Gambar 5. Struktur Kimia Carboxy Methyl Cellulose
(www.lsbu.ac.uk/water)
CMC atau gum selulosa dihasilkan dari reaksi selulosa alkali dengan sodium monokloroasetat di bawah kondisi yang di kontrol ketat (Niperos- carriedo, 1994). CMC larut dalam air dingin maupun air panas, tetapi tidak larut dalam pelarut organik. CMC akan cocok dengan berbagai bahan seperti protein, gula, pati dan hidrokoloid lainnya. CMC digunakan secara luas
dalam berbagai bidang seperti makanan, farmasi, produk kertas, adhesif, dan kertas. Fungsi dasar dari CMC adalah untuk mengikat air atau meningkatkan viskositas pada fase cair, sehingga dapat menstabilkan bahan lain atau sinerisis (Glicksman, 1979)
CMC berwujud serbuk, berwarna putih, tidak berasa dan tidak berbau. CMC mudah larut dalam air pada semua temperatur atau dalam larutan basa tetapi tidak larut dalam alkohol, ester atau pelarut organik lainnya. Gugus karboksil pada CMC menyebabkan viskositas CMC dipengaruhi oleh pH larutan. Viskositas CMC dipengaruhi oleh suhu dan pH, pada pH kurang dari 5, viskositas CMC akan menurun, sedangkan CMC sangat stabil pada pH antara 5-11 (Klose dan Glicksman, 1975). Keasaman (pH) optimum dari larutan CMC adalah 5 dan apabila pH terlalu rendah (< 3), CMC akan mengendap (Winarno, 1992).

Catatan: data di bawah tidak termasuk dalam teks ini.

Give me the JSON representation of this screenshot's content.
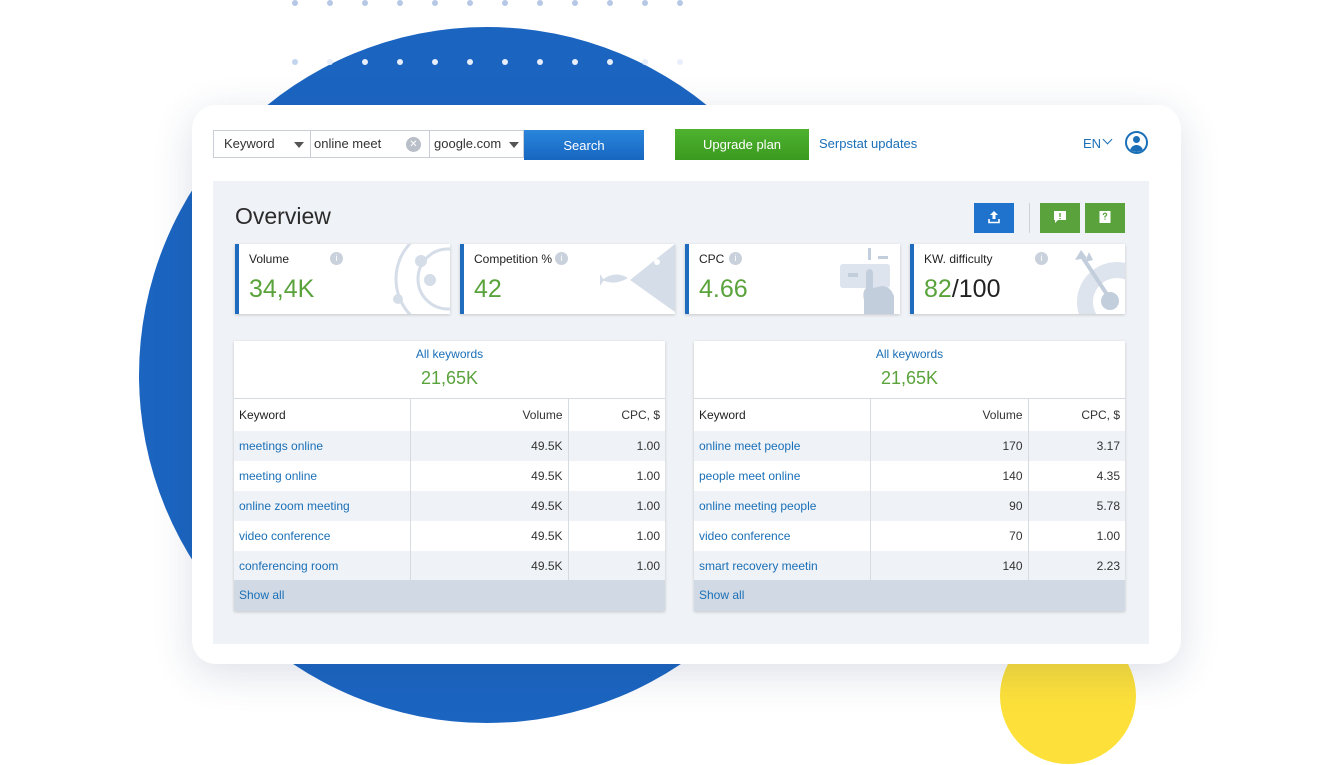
{
  "toolbar": {
    "search_type": "Keyword",
    "query": "online meet",
    "database": "google.com",
    "search_button": "Search",
    "upgrade_button": "Upgrade plan",
    "updates_link": "Serpstat updates",
    "language": "EN"
  },
  "overview": {
    "title": "Overview",
    "metrics": [
      {
        "label": "Volume",
        "value": "34,4K",
        "suffix": "",
        "icon": "radar-icon"
      },
      {
        "label": "Competition %",
        "value": "42",
        "suffix": "",
        "icon": "fish-icon"
      },
      {
        "label": "CPC",
        "value": "4.66",
        "suffix": "",
        "icon": "click-hand-icon"
      },
      {
        "label": "KW. difficulty",
        "value": "82",
        "suffix": "/100",
        "icon": "target-arrow-icon"
      }
    ]
  },
  "tables": [
    {
      "header_label": "All keywords",
      "count": "21,65K",
      "columns": [
        "Keyword",
        "Volume",
        "CPC, $"
      ],
      "rows": [
        {
          "keyword": "meetings online",
          "volume": "49.5K",
          "cpc": "1.00"
        },
        {
          "keyword": "meeting online",
          "volume": "49.5K",
          "cpc": "1.00"
        },
        {
          "keyword": "online zoom meeting",
          "volume": "49.5K",
          "cpc": "1.00"
        },
        {
          "keyword": "video conference",
          "volume": "49.5K",
          "cpc": "1.00"
        },
        {
          "keyword": "conferencing room",
          "volume": "49.5K",
          "cpc": "1.00"
        }
      ],
      "show_all": "Show all"
    },
    {
      "header_label": "All keywords",
      "count": "21,65K",
      "columns": [
        "Keyword",
        "Volume",
        "CPC, $"
      ],
      "rows": [
        {
          "keyword": "online meet people",
          "volume": "170",
          "cpc": "3.17"
        },
        {
          "keyword": "people meet online",
          "volume": "140",
          "cpc": "4.35"
        },
        {
          "keyword": "online meeting people",
          "volume": "90",
          "cpc": "5.78"
        },
        {
          "keyword": "video conference",
          "volume": "70",
          "cpc": "1.00"
        },
        {
          "keyword": "smart recovery meetin",
          "volume": "140",
          "cpc": "2.23"
        }
      ],
      "show_all": "Show all"
    }
  ],
  "colors": {
    "brand_blue": "#1b65c1",
    "accent_green": "#5aa33c",
    "link_blue": "#1a6fb7",
    "yellow": "#fde13a"
  }
}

Menurut Winarno (1992), CMC yang banyak digunakan dalam industri pangan adalah garam Na CMC disingkat CMC yang dalam bentuk murni disebut gum selulosa. Proses pembuatan CMC ini adalah dengan
mereaksikan NaOH dengan sellulosa murni, kemudian ditambahkan Na-
kloroasetat. Persamaan reaksinya adalah sebagai berikut :
R-OH + NaOH → R-ONa + HOH
R-ONa + ClCH2COONa → R-CH2COONa + NaCl
Menurut Ganz (1997), CMC digunakan dalam industri pangan untuk memberikan bentuk, konsistensi dan tekstur. CMC juga berperan sebagai pengikat air, pengental dan stabilisator emulsi. CMC menjalankan fungsinya melalui interaksi antara gugus non polar dengan lemak.